A admissão recursal pressupõe a presença dos requisitos genéricos de admissibilidade, sejam os relativos à própria existência do poder de recorrer (intrínsecos) – cabimento; legitimidade; interesse – sejam os relativos ao exercício do direito de recorrer (extrínsecos) – tempestividade; preparo; regularidade formal; e inexistência de fato impeditivo ou extintivo.

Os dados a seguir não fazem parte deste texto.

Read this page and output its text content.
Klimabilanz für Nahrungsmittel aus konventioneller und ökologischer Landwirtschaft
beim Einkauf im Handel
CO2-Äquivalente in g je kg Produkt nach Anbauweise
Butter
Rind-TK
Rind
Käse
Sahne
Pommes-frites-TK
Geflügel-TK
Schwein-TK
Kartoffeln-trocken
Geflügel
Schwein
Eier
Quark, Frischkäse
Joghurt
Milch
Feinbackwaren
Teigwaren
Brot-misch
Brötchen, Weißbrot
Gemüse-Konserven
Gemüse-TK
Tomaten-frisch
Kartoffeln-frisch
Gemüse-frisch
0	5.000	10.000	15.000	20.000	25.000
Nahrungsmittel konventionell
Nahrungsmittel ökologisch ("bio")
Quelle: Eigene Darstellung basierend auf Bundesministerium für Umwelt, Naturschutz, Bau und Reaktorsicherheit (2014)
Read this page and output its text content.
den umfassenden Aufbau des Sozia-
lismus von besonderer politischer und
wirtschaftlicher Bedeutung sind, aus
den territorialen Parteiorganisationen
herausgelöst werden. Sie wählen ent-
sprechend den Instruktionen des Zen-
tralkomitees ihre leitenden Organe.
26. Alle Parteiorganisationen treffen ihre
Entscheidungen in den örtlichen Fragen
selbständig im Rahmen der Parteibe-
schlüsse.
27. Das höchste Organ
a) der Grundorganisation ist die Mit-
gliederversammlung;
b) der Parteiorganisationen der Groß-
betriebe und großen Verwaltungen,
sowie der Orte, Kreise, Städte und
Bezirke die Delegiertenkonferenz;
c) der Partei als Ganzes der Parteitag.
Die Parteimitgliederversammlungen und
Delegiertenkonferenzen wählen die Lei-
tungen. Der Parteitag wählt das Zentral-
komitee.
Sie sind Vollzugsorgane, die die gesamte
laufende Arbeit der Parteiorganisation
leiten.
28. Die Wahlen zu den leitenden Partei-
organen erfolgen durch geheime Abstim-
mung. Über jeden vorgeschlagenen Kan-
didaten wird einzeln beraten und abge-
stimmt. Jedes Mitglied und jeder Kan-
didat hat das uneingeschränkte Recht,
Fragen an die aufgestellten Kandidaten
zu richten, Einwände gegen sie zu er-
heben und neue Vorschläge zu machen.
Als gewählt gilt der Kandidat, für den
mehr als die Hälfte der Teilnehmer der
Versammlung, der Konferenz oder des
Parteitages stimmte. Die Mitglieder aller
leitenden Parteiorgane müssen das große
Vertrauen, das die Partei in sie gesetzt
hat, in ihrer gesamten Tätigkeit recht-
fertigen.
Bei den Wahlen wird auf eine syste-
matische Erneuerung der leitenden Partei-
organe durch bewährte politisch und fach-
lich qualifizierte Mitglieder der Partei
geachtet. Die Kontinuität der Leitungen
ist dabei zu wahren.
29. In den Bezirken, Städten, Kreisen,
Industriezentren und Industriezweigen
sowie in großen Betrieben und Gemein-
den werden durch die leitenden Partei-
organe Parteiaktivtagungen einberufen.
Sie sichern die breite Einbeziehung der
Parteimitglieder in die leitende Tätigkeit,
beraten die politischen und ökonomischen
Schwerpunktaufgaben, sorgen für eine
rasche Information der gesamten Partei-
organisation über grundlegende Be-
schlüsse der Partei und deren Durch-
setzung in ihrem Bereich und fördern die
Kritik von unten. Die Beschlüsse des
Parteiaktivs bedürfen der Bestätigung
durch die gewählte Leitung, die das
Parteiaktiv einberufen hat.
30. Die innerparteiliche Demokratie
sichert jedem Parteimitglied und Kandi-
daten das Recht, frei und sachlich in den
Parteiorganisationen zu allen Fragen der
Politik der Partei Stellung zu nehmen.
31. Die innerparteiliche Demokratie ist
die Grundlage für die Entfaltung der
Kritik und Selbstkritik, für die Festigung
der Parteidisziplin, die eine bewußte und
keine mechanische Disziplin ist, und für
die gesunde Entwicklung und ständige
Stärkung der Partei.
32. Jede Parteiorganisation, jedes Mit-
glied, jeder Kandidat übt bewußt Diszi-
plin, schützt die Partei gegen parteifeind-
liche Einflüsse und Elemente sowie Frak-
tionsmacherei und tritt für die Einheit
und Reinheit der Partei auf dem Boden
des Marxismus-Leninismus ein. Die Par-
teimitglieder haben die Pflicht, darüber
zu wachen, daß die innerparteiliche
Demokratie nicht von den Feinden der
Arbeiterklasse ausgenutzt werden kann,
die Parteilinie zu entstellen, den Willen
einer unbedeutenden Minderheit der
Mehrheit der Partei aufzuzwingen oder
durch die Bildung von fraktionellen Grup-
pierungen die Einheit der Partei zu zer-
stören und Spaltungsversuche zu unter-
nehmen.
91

Ademais, é de perscrutar os requisitos específicos de admissibilidade, a saber: esgotamento prévio das vias ordinárias; imprestabilidade para a mera revisão da prova; prequestionamento; dissídio jurisprudencial; e, em sendo o caso, repercussão geral, no RECURSO EXTRAORDINÁRIO.

Sustenta o recorrido, em preliminar de contrarrazões, a intempestividade do presente recurso. Contudo, faz-se mister esclarecer, conforme certidão de f. 36, que ocorreu indisponibilidade do sistema de peticionamento eletrônico nos dias 20/02/2019 e 27/02/2019, motivo pelo qual verifica-se que o apelo especial é tempestivo.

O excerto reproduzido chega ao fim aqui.